Через несколько месяцев он уехал из Ютопии, потерпев полное поражение, и написал мне длинное письмо, где говорил, что наконец-то понял, чем я занимаюсь, и что сидеть где-нибудь на песчаном холме и созерцать собственный пуп, может быть, даже не так уж плохо. Но я-то занималась совсем другим. Как-то незаметно в мою душу снова закралось отвратительное чувство, что я откусила слишком большой кусок и мне его не проглотить. Почему, черт возьми, все вокруг впадали в такой раж по поводу моего путешествия, почему одни превозносили меня, а другие проклинали? Сидела бы я дома, изучала бы спустя рукава какую-нибудь науку, играла в карты или потягивала спиртное в баре при Королевской бирже и разговаривала про политику, никто бы слова не сказал. Я оказалась совершенно не готова к поднявшейся вокруг шумихе. Кто-то твердил, что мое путешествие — самоубийство, кто-то — что я наложила на себя покаяние после смерти матери, многие уверяли, что я хочу пересечь пустыню, чтобы доказать выносливость женщин, что я просто стремлюсь привлечь к себе внимание. Одни напрашивались в компаньоны, другие угрожали, третьи завидовали, четвертые сохраняли сугубо официальный тон, некоторые считали, что вся эта затея — розыгрыш. Замысел путешествия начал терять свою изначальную простоту.

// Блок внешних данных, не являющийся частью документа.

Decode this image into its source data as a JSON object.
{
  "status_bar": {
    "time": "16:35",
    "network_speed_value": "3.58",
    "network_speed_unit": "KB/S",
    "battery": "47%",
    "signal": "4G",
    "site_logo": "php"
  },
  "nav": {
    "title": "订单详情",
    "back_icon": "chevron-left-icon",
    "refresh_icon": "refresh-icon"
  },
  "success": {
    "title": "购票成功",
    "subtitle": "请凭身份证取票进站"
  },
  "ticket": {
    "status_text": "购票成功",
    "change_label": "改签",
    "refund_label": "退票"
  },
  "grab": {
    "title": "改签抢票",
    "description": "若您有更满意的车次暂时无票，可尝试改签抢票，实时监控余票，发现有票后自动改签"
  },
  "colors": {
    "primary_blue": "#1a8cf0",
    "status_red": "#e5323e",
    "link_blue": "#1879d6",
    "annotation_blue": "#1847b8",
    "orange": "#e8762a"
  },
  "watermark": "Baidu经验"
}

В Ютопии я получила билет на самолет до Сиднея и обратно и телеграмму из «Нэшнл джиогрэфик»: «Безусловно, очень заинтересованы»… На этот раз я знала, вернее, какая-то частичка меня все это время знала, что они примут мое предложение. Разве могло быть иначе? Я отправила такое льстивое, такое самоуверенное письмо. Конечно, я должна взять деньги и лететь в Сидней. У меня просто нет другого выхода. Мне нужны изготовленные вручную фляги для воды, новые седла, три пары крепких сандалий, не говоря о запасах продовольствия и деньгах на мелкие расходы. Но где-то в глубине души я знала, что путешествие, о котором я мечтала, не состоится, знала, что, принимая деньги, поступаю неправильно — продаю себя. Глупая, но неизбежная ошибка. Теперь международный журнал получит право вмешиваться в мои дела — нет, нет, никто не будет делать мне указаний, но журнал сможет на законном основании проявлять интерес и исподволь влиять на ход путешествия, которое до этой минуты было моим личным и частным делом. А кроме того, это означало, что Рик время от времени будет вертеться около меня и делать снимки, о чем я приказала себе немедленно забыть, так как рассчитывала, что за все время путешествия он появится раза три и ни один его визит не продлится больше одного-двух дней. Скорее всего, надо надеяться, я просто не замечу его присутствия. Но я прекрасно понимала, что задуманное путешествие становится совершенно иным: я ведь хотела пересечь пустыню в полном одиночестве, чтобы понять, на что я способна, я хотела проложить собственную колею, освободить свою голову от мусора, от всего, что мне чуждо, остаться один на один с жизнью, без привычных костылей и подпорок, избавиться от постоянного давления извне, доброжелательного или недоброжелательного — безразлично. Однако решение было принято. Практические соображения одержали верх над безрассудством. Я продала свою свободу и в значительной мере замысел путешествия за четыре тысячи долларов. Великолепная сделка.